Mr El Khoury fears the hotel will soon need to ration electricity.
“Now our situation is worse because it is the low season,” he said.
But paying steep prices for generators is sometimes not enough to keep customers. Ziad, an employee at Rashad sweet shop in Beirut, said that even though the company has generators running 24 hours a day, sales are down this year.
“Customers are buying less ice-cream because they can’t store it in their fridges,” he said.
While private businesses are free to increase their prices, government-run entities are not allowed to deviate from the official, yet largely defunct, peg of 1,507 Lebanese pounds to the dollar for their services. The market exchange rate is 12 times as high.
This has come to slowly paralyse operations. Hospitals can no longer afford to pay staff. At Saida government hospital, employees have been on strike for nearly two weeks and only receive life-threatening cases.
“We turn off ventilation and reduce lighting as much as possible,” said Khalil Kain, who runs the hospital’s maintenance and cleaning departments. “Our generators have been working for 36 hours straight. They could overheat and stop any time. This endangers the lives of our patients.”
Running the hospital’s private generators now costs more than $15,000 a month, 10 times as much as before Lebanon’s economic collapse two years ago, Mr Kain said.
Hospital suppliers have to navigate a fine line between increasing their prices yet remaining affordable. “We can’t tell them that we want [cash] dollars,” said Bilal Zahra, who runs an oxygen company in Saida. Like most Lebanese companies, his business relies on imports for spare parts, which must be paid for in cash dollars.

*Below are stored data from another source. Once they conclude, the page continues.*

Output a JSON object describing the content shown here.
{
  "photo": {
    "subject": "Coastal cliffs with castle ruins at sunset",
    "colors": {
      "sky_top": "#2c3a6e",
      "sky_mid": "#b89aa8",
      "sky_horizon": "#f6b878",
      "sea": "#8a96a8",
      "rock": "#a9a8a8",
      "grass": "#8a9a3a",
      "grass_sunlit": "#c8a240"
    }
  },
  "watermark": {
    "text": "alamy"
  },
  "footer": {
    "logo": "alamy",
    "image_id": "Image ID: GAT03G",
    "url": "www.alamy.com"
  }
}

Because of the crash of the local currency, the hospital is now paying 8,000 Lebanese pounds for a litre of oxygen instead of 1,500 Lebanese pounds, even though Mr Zahra’s company’s profits have gone down by half. “I’m surviving,” he said.
Yet having a few hours of electricity a day is still better than having none at all, because they allow generators to cool off, according to Sleiman Haroun, head of the syndicate of private hospitals.
“The situation is unsustainable,” he said. “We can’t go on like this.”